Currently the spark job sending restbase data to graphite only counts /api/rest_v1/% patterns.
This task is to add /w/api.php% pattern as another datapoint.
Description
Details
Event Timeline
This metric would perfectly complement the REST equivalent in https://grafana.wikimedia.org/dashboard/db/api-summary?orgId=1, and as a result give us direct information on overall API use.
Check in which webrequext_source partition data lives (and in the mean time check for api/rest too):
SELECT webrequest_source, (uri_path LIKE '/api/rest_v1/%') AS rest, (uri_path LIKE '/w/api.php%') AS action, COUNT(1) as c FROM wmf.webrequest WHERE year = 2017 AND month = 11 AND day = 20 AND hour = 17 GROUP BY webrequest_source, (uri_path LIKE '/api/rest_v1/%'), (uri_path LIKE '/w/api.php%') ORDER BY webrequest_source, rest, action LIMIT 1000; webrequest_source rest action c misc false false 799279 misc false true 3 text false false 201987329 text false true 33248371 text true false 41854561 upload false false 209598372 upload false true 109 upload true false 5
As expected, we should only consider text partition.
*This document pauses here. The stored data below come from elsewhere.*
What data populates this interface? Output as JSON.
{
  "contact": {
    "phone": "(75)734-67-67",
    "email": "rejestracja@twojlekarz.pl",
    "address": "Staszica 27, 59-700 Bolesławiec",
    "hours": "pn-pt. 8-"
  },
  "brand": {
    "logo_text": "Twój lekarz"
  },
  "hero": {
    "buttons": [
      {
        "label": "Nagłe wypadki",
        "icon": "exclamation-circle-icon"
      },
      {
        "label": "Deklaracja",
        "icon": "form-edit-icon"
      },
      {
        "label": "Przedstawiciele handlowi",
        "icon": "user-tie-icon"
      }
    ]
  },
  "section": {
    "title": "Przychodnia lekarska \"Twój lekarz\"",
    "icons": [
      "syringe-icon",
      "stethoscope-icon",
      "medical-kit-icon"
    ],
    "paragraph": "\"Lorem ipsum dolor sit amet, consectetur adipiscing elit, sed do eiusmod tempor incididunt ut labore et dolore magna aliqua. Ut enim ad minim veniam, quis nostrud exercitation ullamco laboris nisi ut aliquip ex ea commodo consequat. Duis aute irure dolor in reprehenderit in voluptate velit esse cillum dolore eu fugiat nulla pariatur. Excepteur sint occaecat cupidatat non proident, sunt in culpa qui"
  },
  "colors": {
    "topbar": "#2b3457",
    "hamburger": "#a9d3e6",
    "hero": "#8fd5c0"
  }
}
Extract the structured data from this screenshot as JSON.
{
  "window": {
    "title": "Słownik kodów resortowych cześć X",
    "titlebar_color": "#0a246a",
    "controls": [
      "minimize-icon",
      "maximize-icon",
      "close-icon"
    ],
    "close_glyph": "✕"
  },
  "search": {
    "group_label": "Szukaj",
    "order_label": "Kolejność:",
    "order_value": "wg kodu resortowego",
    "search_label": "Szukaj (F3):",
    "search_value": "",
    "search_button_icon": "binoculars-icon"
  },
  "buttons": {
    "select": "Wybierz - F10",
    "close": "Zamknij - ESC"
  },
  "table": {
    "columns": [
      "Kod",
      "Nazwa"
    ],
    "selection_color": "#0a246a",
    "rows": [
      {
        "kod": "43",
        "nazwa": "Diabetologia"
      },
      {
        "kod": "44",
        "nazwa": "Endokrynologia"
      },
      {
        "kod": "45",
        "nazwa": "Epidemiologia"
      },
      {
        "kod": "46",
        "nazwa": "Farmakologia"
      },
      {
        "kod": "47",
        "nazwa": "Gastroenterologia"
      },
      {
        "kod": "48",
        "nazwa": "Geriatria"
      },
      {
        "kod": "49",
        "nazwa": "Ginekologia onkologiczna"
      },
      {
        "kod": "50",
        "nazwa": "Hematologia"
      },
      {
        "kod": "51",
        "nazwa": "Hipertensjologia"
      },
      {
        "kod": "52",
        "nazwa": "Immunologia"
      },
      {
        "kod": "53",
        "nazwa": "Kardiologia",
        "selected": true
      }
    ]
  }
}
s/varnish_request/varnish_requests/ but otherwise the proposal looks sensible to me, +1.
Change 392700 had a related patch set uploaded (by Joal; owner: Joal):
[analytics/refinery/source@master] Grow RestbaseMetrics spark job to count MW API
Change 392703 had a related patch set uploaded (by Joal; owner: Joal):
[analytics/refinery@master] Change restbase job to also count MW-API requests
I'd recommend against this. The MediaWiki. prefix is prepended by MediaWiki core to all its statsd messages. I would not expect it to be used by other metric writers. Doing so would make it more likely to cause conflicts, and would also make it more difficult to find or document the source of certain metrics. Perhaps use a prefix relating to the source of the data (e.g. Spark, Oozie, Refinery, or some such).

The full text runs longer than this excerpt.